Claire Rowe
Associate Editor
Loyola University Chicago School of Law, JD 2026
A recent situation involving millions of 23andMe users has raised significant concerns about data privacy and regulatory oversight. After sending a small tube of saliva to uncover ancestral roots, many individuals discovered that their genetic data had been compromised. 23andMe has transformed genetic testing by offering accessible health and ancestry information to consumers from the comfort of their homes. Since its inception, the company has faced regulatory challenges and became the first direct-to-consumer genetic genealogy test to receive FDA approval. While the company has largely avoided legal trouble over the years, recent data breaches have sparked legal action and underscored gaps in consumer protection.
The rise of 23andMe: a new era in genetic testing
23andMe specializes in genetic testing for ancestry, health, and traits, through various testing formats. The company launched its consumer test in 2007, initially available only to U.S. buyers at a steep price of $1,000. A year later, it expanded its reach, marketing the test internationally with the goal to empower users to access and monitor their own health data without needing to visit a lab. The company began advertising its Personal Genome Service (PGS), promoting it as a $99 product that would allow customers to identify their risk for diseases, assess inherited health conditions in their children, understand personal genetic health risks, and even predict their response to certain medications. At the time, this was information that could be revealed only through lab testing, which caught the attention of federal authorities.
In 2013, the U.S. Food and Drug Administration (FDA) publicly ordered 23andMe to halt the sale and marketing of its genetic tests. The FDA expressed concern that 23andMe had not provided evidence that its PGS tests were “analytically or clinically validated for their intended uses”. The FDA wanted to ensure their accuracy, and the ability of consumers to interpret results without the need for a doctor. Afterward, 23andMe limited its offerings to ancestry reports until 2015, when the company rebranded.
In October 2015, 23andMe launched the FDA-approved “23andMe Experience,” which became the first and only direct-to-consumer genetic service available at that time. According to press releases, the company worked closely with regulators to bring this product to the market. The FDA evaluated data for 23andMe’s GHR tests through a regulatory process designed for novel, low-to-moderate-risk devices that have no substantial equivalent on the market. The FDA also implemented additional controls that ensure the accuracy of the tests and provide clarity regarding consumer expectations. After this launch, the genetic testing industry experienced rapid growth. The number of individuals who had their DNA analyzed through direct-to-consumer genetic genealogy tests more than doubled in 2017, surpassing 12 million.

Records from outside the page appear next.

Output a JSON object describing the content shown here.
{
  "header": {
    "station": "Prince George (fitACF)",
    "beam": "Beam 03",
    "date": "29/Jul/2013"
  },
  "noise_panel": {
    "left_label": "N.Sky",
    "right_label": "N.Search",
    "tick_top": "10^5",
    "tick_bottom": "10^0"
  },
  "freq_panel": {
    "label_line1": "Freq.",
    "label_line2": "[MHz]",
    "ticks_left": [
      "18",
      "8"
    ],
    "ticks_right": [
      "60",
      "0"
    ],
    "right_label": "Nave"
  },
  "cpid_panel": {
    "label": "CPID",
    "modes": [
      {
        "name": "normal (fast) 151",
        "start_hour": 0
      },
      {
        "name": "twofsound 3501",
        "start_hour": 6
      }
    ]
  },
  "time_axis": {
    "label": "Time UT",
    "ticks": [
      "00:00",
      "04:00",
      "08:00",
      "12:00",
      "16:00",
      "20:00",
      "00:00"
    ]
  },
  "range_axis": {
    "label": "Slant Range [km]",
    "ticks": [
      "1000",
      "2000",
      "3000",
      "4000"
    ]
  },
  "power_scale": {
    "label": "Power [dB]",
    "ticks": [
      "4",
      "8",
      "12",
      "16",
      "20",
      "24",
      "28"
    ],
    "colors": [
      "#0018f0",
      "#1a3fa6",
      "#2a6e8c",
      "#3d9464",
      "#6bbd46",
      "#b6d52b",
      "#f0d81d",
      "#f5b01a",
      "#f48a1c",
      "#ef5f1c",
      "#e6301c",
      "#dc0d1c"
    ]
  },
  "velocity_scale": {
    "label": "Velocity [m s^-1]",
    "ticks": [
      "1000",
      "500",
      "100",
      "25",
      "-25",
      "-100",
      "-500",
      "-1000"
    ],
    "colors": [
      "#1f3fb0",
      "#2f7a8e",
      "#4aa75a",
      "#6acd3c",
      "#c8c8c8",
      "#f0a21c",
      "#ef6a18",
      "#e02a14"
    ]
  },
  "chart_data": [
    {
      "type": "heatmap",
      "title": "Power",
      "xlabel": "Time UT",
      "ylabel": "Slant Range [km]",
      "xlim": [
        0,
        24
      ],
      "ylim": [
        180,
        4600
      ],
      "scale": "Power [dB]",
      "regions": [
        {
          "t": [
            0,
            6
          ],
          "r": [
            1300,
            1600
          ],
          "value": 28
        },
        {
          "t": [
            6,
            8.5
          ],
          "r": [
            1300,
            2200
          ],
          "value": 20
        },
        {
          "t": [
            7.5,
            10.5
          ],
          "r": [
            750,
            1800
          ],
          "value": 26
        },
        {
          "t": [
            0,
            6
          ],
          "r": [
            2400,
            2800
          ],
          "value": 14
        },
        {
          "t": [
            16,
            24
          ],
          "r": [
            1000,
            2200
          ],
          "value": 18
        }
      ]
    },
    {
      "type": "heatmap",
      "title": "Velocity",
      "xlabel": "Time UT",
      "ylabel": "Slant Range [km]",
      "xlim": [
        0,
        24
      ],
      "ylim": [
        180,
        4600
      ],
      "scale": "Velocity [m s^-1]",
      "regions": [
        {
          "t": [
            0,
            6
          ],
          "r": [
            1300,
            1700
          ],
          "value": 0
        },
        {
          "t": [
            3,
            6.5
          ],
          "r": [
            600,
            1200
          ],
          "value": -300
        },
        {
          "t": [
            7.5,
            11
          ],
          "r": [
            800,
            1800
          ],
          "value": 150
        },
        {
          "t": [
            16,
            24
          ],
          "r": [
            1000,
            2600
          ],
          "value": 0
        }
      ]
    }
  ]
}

The data privacy suit and available legal avenues
In 2023, 23andMe informed customers that hackers accessed the ancestry data of 6.9 million connected profiles through approximately 14,000 compromised accounts will be delivered. The breach involved sensitive personal information, including location data, ancestry reports, DNA matches, photos, family names, and other confidential details. While 23andMe notified users of the breach in October, it wasn’t until December that the company disclosed the full extent of the incident, confirming the impact on 6.9 million profiles.
In response, dozens of proposed class action lawsuits were filed against 23andMe in various states, alleging that the company failed to adequately protect user information and neglected to inform certain users that individuals of Chinese or Ashkenazi Jewish heritage were specifically targeted. These lawsuits were based on several state laws, including privacy and trade practice legislation. Eventually these were consolidated in federal court where 23andMe agreed to settle for $30 million, though the company did not admit to any wrongdoing.
The data privacy lawsuit against 23andMe highlights significant gaps in legal protections for consumers of genetic testing services at the national level. Since 23andMe is not classified as a healthcare provider, it is exempt from HIPAA regulations, a heavily enforced protection for consumers and patients. As a result, state privacy laws have become the primary basis for litigation. This raises several key questions: Should 23andMe be required to comply with HIPAA protections? Should the company do more than simply disclose risks in fine print or terms and conditions? Or, given the rapid growth of the genetic testing industry in recent years, should new legislation be enacted to address industry-specific security concerns?
Because customers are using medical-grade laboratory testing materials that produce individualized health results, 23andMe and similar companies should be required to abide by HIPAA regulations. The primary purpose of HIPAA is to protect sensitive health information, and whether or not 23andMe is an insurance company should not be relevant. Requiring compliance with HIPAA would incentivize these companies to better protect this information, reducing the burden on customers to decipher ambiguous fine print until stronger legislation is enacted.
In the meantime, the Department of Justice (DOJ) and regulatory bodies such as the FDA and Federal Trade Commission (FTC) must take greater action to hold 23andMe and the broader genetic testing industry accountable. The lack of regulatory investigations and consequences for data privacy issues raises serious concerns about accountability in a growing digital landscape. Current litigation efforts appear inadequate, particularly given 23andMe’s refusal to admit wrongdoing in its settlement, which undermines the very purpose of litigation: to ensure accountability and remedy misconduct.